Spotify’s recommendations literally work this way. The company built and open-sourced Annoy, a tool for finding a vector’s nearest neighbors among millions, and later replaced it with a faster one, Voyager. Every song and every listener is a point; the next track is a nearby point you haven’t played. The same trick deduplicates support tickets, groups thousands of reviews into themes, and routes a message to the right team — all by distance, no rules written by hand.

A record spinning on a turntable, the needle tracking the groove. — Your “more like this” playlist is nearest-neighbor search: each track a point, the next pick the closest one you haven’t heard. Photo by János Venczák on Unsplash.

Six features, one trick underneath

Semantic search

Find passages that mean the same thing, even with no shared words.

RAG

Fetch the right documents for a model to answer from, by meaning.

Recommendations

Nearest neighbors to what you liked — songs, products, articles.

Deduplication

Two support tickets, different words, same problem — flagged as one.

Classification

Route a message by which labelled examples it sits closest to.

Clustering

Group thousands of reviews into themes nobody had to name first.

Every one is the same move: embed everything, then measure distance. Change what you embed and the same machinery serves a new feature.

At true scale, systems don’t check every point — that’s too slow across billions of vectors. They use approximatenearest-neighbor search, with index structures (HNSW is the popular one) that find almost-certainly-the-closest matches while skipping most of the space. That’s the engine inside a vector database: store millions of embeddings, return the nearest to any query in milliseconds.

Shorter vectors, nearly the same meaning

A 3,072-number vector for every paragraph in a large archive adds up fast — in storage, in memory, in the time each comparison takes. So a clever training trick has become standard: build the embedding so its most important information sits in the early numbers, and you can chop off the rest with little loss.

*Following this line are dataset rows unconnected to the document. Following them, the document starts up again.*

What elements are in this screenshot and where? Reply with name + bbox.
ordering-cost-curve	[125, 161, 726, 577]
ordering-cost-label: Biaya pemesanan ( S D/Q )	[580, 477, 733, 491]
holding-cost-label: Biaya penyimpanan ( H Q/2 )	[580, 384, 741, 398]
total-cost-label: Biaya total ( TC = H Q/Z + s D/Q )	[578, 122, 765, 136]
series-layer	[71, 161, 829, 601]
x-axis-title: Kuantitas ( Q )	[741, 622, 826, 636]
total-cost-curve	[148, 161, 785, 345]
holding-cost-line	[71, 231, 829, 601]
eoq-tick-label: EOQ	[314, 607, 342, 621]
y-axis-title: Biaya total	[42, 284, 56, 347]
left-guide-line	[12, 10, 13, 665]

It’s called Matryoshka representation learning, after the nesting dolls. One model gives you a full-size vector, but you can keep just the first 768 or 256 numbers and still get most of the accuracy. In testing, a Matryoshka embedding truncated to 128 numbers often matches an ordinary one trained at 512 — a 4× cut in storage for roughly the same quality. OpenAI’s and Google’s newest models both expose this as a simple dimensions setting.

The practical upshot: you’re no longer forced to choose precision or thrift up front. Index at full size, serve at a smaller one, and dial the trade-off to the job. For most search and RAG setups, a shortened vector is indistinguishable from the full one and a fraction of the cost.

The most private embeddings run on your machine

For years, “use embeddings” meant “send your text to an API.” Indexing your own files — the contracts, the notes, the years of email — meant uploading exactly the material you have the strongest reasons to keep private. That trade-off is now optional.

Google’s EmbeddingGemma, released in September 2025, is a 308-million-parameter embedding model that runs in under 200 MB of RAM — small enough for a laptop or even a phone — while ranking as the top open multilingual embedder under 500M on MTEB. It produces vectors entirely on-device, so the documents you index never touch a server you don’t own.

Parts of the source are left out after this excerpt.